为什么中国经济出现需求不足并持续化、普遍化、深层化以后,人们开始并未从市场经济体制来寻找原因,也并未认识到这一问题的深层根源是市场经济体制呢?我想原因大概有五:其一,科学研究虽有先提出一个本质的、根本性认识的假说,然后再到实践中收集证据来证实或证伪这个根本性假说的方法;但先分析现象,再逐渐深入到问题的实质,并归纳出根本性的认识论,也同样是方法之一。对中国经济需求不足问题的研究采取的就是这种方法。这当然也是完全可以的。其二,把贫困或落后与短缺或需求旺盛、富裕或发达与过剩或需求不足没有区分开来,甚至划等号。由于中国还是一个不太发达的发展中国家,因而就似乎只能有短缺或需求旺盛;不会有过剩或需求不足,如果有,充其量也只是一阵子的事,不大可能持续化、普遍化、深层化,其对策也就只需“头痛医头、脚痛医脚”,无需从根本入手、从长远计议。其三,停留在社会主义经济乃至不发达国家经济只可能长期短缺或需求旺盛的思维定势之中,对一个从计划经济体制下的社会主义经济根本转入市场经济体制下的社会主义经济,乃至于一个在市场经济体制下的不发达国家的经济,也是否会有需求不足或过剩,并持续化、普遍化、深层化,心理上准备不足,更没有充分认识。其四,关于中国搞的社会主义市场经济是否是市场经济,或说与一般的市场经济本质上是不是一样的,是不是也带有市场经济的共性,对这一问题的认识迄今很多人士较为模糊,不明了。这就障碍了把市场经济的一般规律自然地推演到中国的社会主义市场经济中来,或说中国经济需求不足的根源可以在一般的市场经济中去比照。其五,虽然“马克思对资本主义存在生产无限扩大趋势与市场有限吸收能力之间深刻的矛盾分析是人所共知的”(注:亚诺什·科尔内:《短缺经济学》(上),中文版,37页,北京,经济科学出版社,1986。),但人们大多还未能把马克思所指的这种“以信用为基础的生产制度”——资本主义经济,当做就是我们现在所指的资本主义市场经济,进而就是市场经济。

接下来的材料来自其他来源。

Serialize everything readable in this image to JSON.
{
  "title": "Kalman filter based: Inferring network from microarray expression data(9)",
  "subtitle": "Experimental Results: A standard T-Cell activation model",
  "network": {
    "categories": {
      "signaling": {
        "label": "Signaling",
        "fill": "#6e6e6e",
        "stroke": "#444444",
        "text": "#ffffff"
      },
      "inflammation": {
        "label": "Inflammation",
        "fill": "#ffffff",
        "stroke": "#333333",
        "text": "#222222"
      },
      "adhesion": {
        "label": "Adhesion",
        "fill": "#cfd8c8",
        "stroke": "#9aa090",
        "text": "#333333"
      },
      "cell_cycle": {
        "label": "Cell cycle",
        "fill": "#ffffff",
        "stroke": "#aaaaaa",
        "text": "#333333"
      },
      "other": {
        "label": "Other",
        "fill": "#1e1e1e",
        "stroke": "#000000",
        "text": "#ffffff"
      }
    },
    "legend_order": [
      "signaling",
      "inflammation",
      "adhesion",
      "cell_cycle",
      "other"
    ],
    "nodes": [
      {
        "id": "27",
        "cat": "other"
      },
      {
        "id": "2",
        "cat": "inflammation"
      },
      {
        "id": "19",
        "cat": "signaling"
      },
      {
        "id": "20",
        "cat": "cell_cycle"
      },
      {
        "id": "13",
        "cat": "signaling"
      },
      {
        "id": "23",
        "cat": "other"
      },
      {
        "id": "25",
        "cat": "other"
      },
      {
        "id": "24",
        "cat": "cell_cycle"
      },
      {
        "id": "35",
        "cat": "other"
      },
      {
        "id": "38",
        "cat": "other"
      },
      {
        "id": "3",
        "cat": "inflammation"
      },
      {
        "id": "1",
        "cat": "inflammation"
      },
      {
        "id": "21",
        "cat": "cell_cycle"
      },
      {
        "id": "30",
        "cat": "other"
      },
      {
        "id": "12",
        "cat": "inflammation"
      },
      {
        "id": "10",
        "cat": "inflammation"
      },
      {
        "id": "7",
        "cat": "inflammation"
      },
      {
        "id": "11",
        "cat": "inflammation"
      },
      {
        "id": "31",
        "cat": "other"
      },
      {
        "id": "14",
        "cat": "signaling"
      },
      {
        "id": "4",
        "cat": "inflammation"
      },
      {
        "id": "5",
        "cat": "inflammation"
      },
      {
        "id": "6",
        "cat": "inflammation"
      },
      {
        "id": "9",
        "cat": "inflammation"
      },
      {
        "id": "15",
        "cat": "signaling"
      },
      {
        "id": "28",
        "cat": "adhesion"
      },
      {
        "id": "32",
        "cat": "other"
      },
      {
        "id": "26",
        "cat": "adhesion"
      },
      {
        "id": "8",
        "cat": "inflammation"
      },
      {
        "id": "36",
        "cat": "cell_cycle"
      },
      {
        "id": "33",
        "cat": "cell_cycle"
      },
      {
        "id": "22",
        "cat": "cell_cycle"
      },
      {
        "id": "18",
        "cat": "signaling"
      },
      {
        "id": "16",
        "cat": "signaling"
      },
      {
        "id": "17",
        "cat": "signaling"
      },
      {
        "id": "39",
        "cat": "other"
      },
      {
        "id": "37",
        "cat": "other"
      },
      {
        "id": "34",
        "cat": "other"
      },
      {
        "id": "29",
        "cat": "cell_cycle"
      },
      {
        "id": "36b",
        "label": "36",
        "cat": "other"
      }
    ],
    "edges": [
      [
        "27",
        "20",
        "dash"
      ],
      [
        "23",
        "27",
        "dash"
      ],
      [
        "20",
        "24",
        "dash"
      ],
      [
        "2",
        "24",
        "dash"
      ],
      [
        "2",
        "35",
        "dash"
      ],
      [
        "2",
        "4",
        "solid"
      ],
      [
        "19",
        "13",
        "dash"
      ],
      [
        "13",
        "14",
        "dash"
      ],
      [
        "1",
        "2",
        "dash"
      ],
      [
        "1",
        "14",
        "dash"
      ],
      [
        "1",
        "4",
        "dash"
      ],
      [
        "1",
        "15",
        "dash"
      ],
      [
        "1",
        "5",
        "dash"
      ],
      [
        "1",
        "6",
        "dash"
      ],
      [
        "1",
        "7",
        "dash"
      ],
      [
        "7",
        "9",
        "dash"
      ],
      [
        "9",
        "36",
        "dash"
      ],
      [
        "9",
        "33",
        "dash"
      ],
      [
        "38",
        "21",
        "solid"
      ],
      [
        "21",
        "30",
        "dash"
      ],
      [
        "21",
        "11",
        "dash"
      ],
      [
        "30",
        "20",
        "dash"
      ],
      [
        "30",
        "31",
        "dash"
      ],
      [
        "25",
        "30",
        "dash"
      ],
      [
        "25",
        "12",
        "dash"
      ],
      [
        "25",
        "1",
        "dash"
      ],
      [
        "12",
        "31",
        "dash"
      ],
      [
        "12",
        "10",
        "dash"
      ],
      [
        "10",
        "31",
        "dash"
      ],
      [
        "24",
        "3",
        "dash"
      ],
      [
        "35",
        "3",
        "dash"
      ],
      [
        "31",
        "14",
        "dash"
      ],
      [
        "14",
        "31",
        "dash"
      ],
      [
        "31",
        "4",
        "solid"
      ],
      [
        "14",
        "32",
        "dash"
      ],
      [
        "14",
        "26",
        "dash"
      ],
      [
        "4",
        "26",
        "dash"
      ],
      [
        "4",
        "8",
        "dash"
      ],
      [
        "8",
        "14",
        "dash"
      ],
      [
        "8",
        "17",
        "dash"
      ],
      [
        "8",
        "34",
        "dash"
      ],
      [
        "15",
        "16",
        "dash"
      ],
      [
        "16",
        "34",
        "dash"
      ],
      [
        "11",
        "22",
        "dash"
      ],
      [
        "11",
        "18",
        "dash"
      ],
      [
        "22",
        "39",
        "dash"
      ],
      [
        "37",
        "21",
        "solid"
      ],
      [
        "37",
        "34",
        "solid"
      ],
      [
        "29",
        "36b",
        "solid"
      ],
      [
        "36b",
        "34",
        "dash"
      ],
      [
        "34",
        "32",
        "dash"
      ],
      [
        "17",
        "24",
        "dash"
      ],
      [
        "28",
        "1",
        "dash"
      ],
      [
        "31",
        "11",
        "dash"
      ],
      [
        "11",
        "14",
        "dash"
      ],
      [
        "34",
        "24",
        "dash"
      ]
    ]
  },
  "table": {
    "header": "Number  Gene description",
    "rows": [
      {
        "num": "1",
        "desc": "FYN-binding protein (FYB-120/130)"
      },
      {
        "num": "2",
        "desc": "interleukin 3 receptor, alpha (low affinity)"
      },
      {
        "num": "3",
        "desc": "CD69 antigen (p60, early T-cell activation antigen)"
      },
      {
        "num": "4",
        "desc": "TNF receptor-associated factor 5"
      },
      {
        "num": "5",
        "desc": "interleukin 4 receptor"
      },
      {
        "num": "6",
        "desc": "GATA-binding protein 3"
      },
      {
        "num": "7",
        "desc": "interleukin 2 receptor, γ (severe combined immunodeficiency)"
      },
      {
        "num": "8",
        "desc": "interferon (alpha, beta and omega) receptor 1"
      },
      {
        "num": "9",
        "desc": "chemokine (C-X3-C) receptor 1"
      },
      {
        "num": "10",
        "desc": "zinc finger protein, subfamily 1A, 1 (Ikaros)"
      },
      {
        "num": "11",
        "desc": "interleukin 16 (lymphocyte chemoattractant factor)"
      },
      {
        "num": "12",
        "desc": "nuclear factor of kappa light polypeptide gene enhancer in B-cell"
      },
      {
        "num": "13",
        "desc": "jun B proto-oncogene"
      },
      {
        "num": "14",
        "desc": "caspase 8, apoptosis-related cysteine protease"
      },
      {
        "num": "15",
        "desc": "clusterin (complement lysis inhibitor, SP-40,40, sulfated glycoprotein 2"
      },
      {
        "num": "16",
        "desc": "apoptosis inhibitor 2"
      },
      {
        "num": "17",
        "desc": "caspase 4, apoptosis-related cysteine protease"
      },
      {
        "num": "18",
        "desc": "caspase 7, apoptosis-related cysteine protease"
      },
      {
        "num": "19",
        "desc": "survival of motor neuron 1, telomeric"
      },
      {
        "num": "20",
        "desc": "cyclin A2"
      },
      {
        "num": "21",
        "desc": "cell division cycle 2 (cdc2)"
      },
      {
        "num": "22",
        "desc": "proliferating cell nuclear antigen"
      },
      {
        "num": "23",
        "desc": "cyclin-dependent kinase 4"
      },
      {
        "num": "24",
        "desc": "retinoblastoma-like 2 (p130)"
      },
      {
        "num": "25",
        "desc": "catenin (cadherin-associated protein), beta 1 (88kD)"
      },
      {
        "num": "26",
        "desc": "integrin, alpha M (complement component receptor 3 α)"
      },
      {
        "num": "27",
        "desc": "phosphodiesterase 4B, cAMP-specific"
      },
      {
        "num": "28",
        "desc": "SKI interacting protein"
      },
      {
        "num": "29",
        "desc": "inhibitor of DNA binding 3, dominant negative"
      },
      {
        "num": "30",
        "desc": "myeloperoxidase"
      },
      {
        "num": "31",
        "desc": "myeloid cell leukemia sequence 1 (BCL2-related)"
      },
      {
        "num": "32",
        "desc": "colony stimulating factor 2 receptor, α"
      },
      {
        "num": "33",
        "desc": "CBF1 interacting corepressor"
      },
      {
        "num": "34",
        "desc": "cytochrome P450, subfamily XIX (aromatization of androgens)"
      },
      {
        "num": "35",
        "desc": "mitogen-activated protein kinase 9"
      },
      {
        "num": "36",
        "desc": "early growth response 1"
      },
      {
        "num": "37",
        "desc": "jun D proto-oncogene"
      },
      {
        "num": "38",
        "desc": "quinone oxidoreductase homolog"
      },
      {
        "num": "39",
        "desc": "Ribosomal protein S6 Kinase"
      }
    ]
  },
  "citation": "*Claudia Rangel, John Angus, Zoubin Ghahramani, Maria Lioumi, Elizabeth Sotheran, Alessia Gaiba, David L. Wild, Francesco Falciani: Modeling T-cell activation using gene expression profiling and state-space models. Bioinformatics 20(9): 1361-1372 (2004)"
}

综上,笔者既要得出中国经济呈现并持续化、普遍化、深层化的需求不足问题的深层根源是市场经济体制;还要得出中国经济已在按市场经济基本规律运作,市场经济的基本理念、精神已在中国经济运行中有了本质体现,中国经济已实质性地迈上了市场经济轨道的结论,尽管中国以建立社会主义市场经济体制为取向的改革还要不断深入、完善。其实,“查看短缺状况是检验进展程度的重要标志。如果在经济的一个或另一个重要方面短缺消失了,这就是一个相当可靠的信号,即改革在那里成功了。如果短缺依然存在,这就表明改革还没有深入到经济肌体的内部。”(注:亚诺什·科尔内:《短缺经济学》(上),中文版,5页,北京,经济科学出版社,1986。)
由于中国推进市场经济不可逆转,以及需求不足与市场经济的伴生关系,因此需求不足将是中国经济未来运行的总趋向、大环境,在进一步深化市场经济体制改革的进程中“努力扩大需求,将成为中国经济发展新战略的总特征及关键”(注:刘嗣明:《中国经济发展的新战略》,载《江汉论坛》,2003(4)。)。